= Chroniclers of Volyn and Ukraine =

The Chroniclers of Volyn (Volhynia) and Ukraine (Літописці Волині і України) is a historical work by an unknown author (or several authors), compiled in the first half of the 17th century. It is divided into 12 separate collections of historical records based on Old Rus', Ukrainian, Belarusian, and Polish chronicles, annals, and memoirs.

== Contents ==
Of the 12 collections, the most important in terms of content and volume is the seventh, the so-called Kyiv collection, which uses materials from ancient Rus' chronicles, as well as the chronicles of Maciej Stryjkowski and Marcin Bielski. In the Chroniclers of Volyn and Ukraine (LVU), the history of Ukraine-Rus' is linked to the history of Lithuania, Poland, and Muscovy, and is chronologically traced back to 1621. The subject of this chronicle is mainly foreign policy events. These records reflect the historical views of the ruling circles of Ukraine, which linked their interests with the Grand Duchy of Lithuania. The author has a negative attitude towards the Cossacks and Cossack movements. The Kyiv collection ends with the records of Bohdan Balyka, a burgher of Kyiv. As an eyewitness to historical events, he provides a number of important information about the siege of the Polish forces in Moscow in 1612 by the Russian people's militia. Balyka also notes the negative attitude of the Ukrainian people towards the Polish authorities, especially the Catholic Church and the 1596 Union of Brest.
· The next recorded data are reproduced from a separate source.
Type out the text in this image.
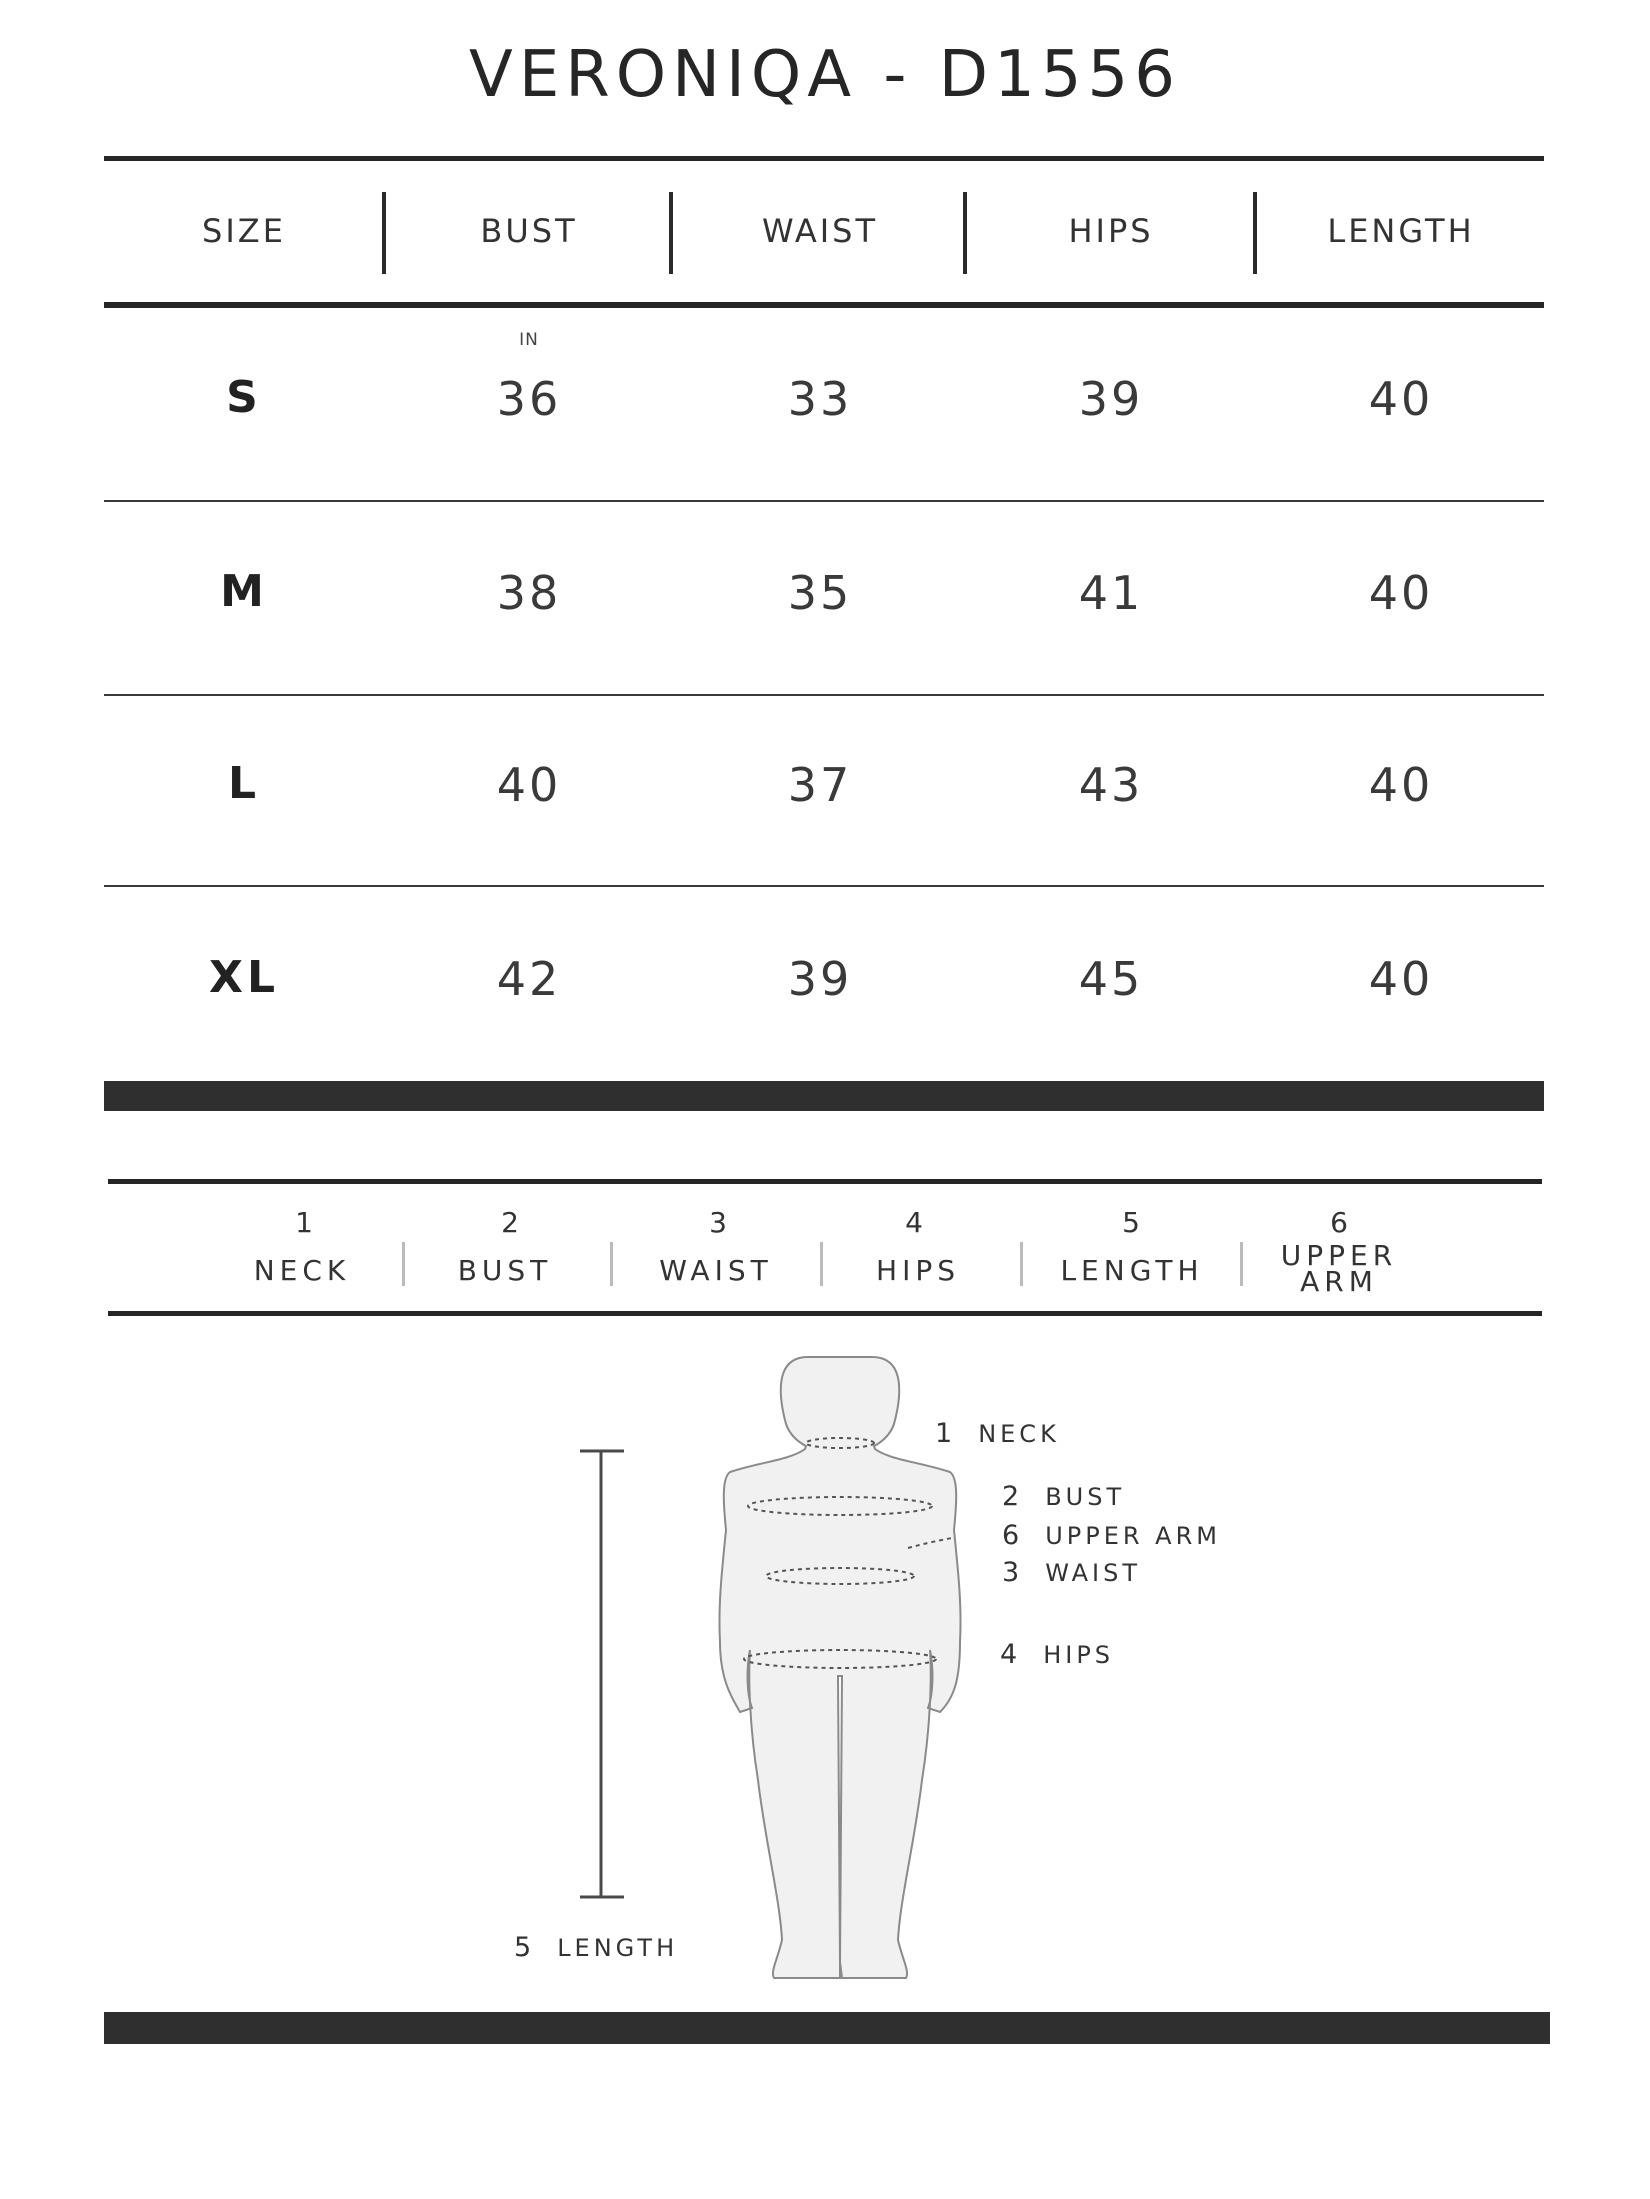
VERONIQA - D1556
SIZE	BUST	WAIST	HIPS	LENGTH
IN
S	36	33	39	40
M	38	35	41	40
L	40	37	43	40
XL	42	39	45	40
1
NECK
2
BUST
3
WAIST
4
HIPS
5
LENGTH
6
UPPER ARM
1 NECK
2 BUST
6 UPPER ARM
3 WAIST
4 HIPS
5 LENGTH
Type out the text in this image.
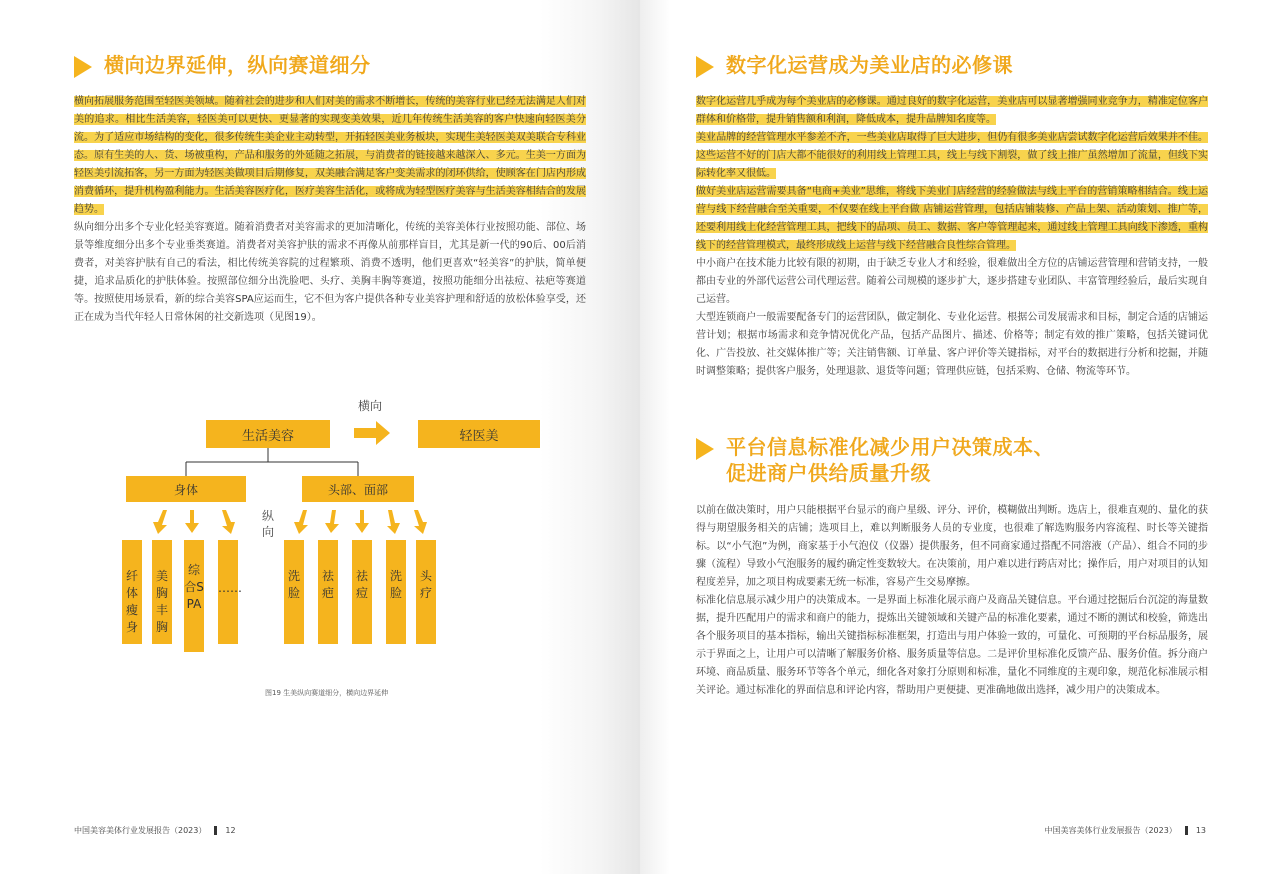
横向边界延伸，纵向赛道细分

横向拓展服务范围至轻医美领域。随着社会的进步和人们对美的需求不断增长，传统的美容行业已经无法满足人们对美的追求。相比生活美容，轻医美可以更快、更显著的实现变美效果，近几年传统生活美容的客户快速向轻医美分流。为了适应市场结构的变化，很多传统生美企业主动转型，开拓轻医美业务板块，实现生美轻医美双美联合专科业态。原有生美的人、货、场被重构，产品和服务的外延随之拓展，与消费者的链接越来越深入、多元。生美一方面为轻医美引流拓客，另一方面为轻医美做项目后期修复，双美融合满足客户变美需求的闭环供给，使顾客在门店内形成消费循环，提升机构盈利能力。生活美容医疗化，医疗美容生活化，或将成为轻型医疗美容与生活美容相结合的发展趋势。

纵向细分出多个专业化轻美容赛道。随着消费者对美容需求的更加清晰化，传统的美容美体行业按照功能、部位、场景等维度细分出多个专业垂类赛道。消费者对美容护肤的需求不再像从前那样盲目，尤其是新一代的90后、00后消费者，对美容护肤有自己的看法，相比传统美容院的过程繁琐、消费不透明，他们更喜欢“轻美容”的护肤，简单便捷，追求品质化的护肤体验。按照部位细分出洗脸吧、头疗、美胸丰胸等赛道，按照功能细分出祛痘、祛疤等赛道等。按照使用场景看，新的综合美容SPA应运而生，它不但为客户提供各种专业美容护理和舒适的放松体验享受，还正在成为当代年轻人日常休闲的社交新选项（见图19）。

横向
生活美容	轻医美
身体	头部、面部
纵向
纤体瘦身
美胸丰胸
综合SPA
……
洗脸
祛疤
祛痘
洗脸
头疗
图19 生美纵向赛道细分，横向边界延伸
中国美容美体行业发展报告（2023） 12
数字化运营成为美业店的必修课

数字化运营几乎成为每个美业店的必修课。通过良好的数字化运营，美业店可以显著增强同业竞争力，精准定位客户群体和价格带，提升销售额和利润，降低成本，提升品牌知名度等。

美业品牌的经营管理水平参差不齐，一些美业店取得了巨大进步，但仍有很多美业店尝试数字化运营后效果并不佳。这些运营不好的门店大都不能很好的利用线上管理工具，线上与线下割裂，做了线上推广虽然增加了流量，但线下实际转化率又很低。

做好美业店运营需要具备“电商+美业”思维，将线下美业门店经营的经验做法与线上平台的营销策略相结合。线上运营与线下经营融合至关重要，不仅要在线上平台做 店铺运营管理，包括店铺装修、产品上架、活动策划、推广等，还要利用线上化经营管理工具，把线下的品项、员工、数据、客户等管理起来，通过线上管理工具向线下渗透，重构线下的经营管理模式，最终形成线上运营与线下经营融合良性综合管理。

中小商户在技术能力比较有限的初期，由于缺乏专业人才和经验，很难做出全方位的店铺运营管理和营销支持，一般都由专业的外部代运营公司代理运营。随着公司规模的逐步扩大，逐步搭建专业团队、丰富管理经验后，最后实现自己运营。

大型连锁商户一般需要配备专门的运营团队，做定制化、专业化运营。根据公司发展需求和目标，制定合适的店铺运营计划；根据市场需求和竞争情况优化产品，包括产品图片、描述、价格等；制定有效的推广策略，包括关键词优化、广告投放、社交媒体推广等；关注销售额、订单量、客户评价等关键指标，对平台的数据进行分析和挖掘，并随时调整策略；提供客户服务，处理退款、退货等问题；管理供应链，包括采购、仓储、物流等环节。

平台信息标准化减少用户决策成本、
促进商户供给质量升级

以前在做决策时，用户只能根据平台显示的商户星级、评分、评价，模糊做出判断。选店上，很难直观的、量化的获得与期望服务相关的店铺；选项目上，难以判断服务人员的专业度，也很难了解选购服务内容流程、时长等关键指标。以“小气泡”为例，商家基于小气泡仪（仪器）提供服务，但不同商家通过搭配不同溶液（产品）、组合不同的步骤（流程）导致小气泡服务的履约确定性变数较大。在决策前，用户难以进行跨店对比；操作后，用户对项目的认知程度差异，加之项目构成要素无统一标准，容易产生交易摩擦。

标准化信息展示减少用户的决策成本。一是界面上标准化展示商户及商品关键信息。平台通过挖掘后台沉淀的海量数据，提升匹配用户的需求和商户的能力，提炼出关键领域和关键产品的标准化要素，通过不断的测试和校验，筛选出各个服务项目的基本指标，输出关键指标标准框架，打造出与用户体验一致的，可量化、可预期的平台标品服务，展示于界面之上，让用户可以清晰了解服务价格、服务质量等信息。二是评价里标准化反馈产品、服务价值。拆分商户环境、商品质量、服务环节等各个单元，细化各对象打分原则和标准，量化不同维度的主观印象，规范化标准展示相关评论。通过标准化的界面信息和评论内容，帮助用户更便捷、更准确地做出选择，减少用户的决策成本。

中国美容美体行业发展报告（2023） 13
The LVU is written in a language close to the Ukrainian vernacular of the 17th century, known as Late Ruthenian or early modern Ukrainian.

== Sources ==
- Гайдай Л. Історія України в особах, термінах, назвах і поняттях.-Луцьк: Вежа, 2000. (Haydai L., History of Ukraine in persons, terms, names and concepts. - Lutsk: Vezha, 2000.)
- Рад. енциклопедія історії України.- К., 1971.- т.3. (Soviet Encyclopaedia of the History of Ukraine. Kyiv, 1971. - vol. 3.)
- Мыцык Ю.А. Украинские летописи ХVII века. Днепропетровск, 1978. (Mytsyk Yu.A., Ukrainian Chronicles of the 17th Century. Dnepropetrovsk, 1978.)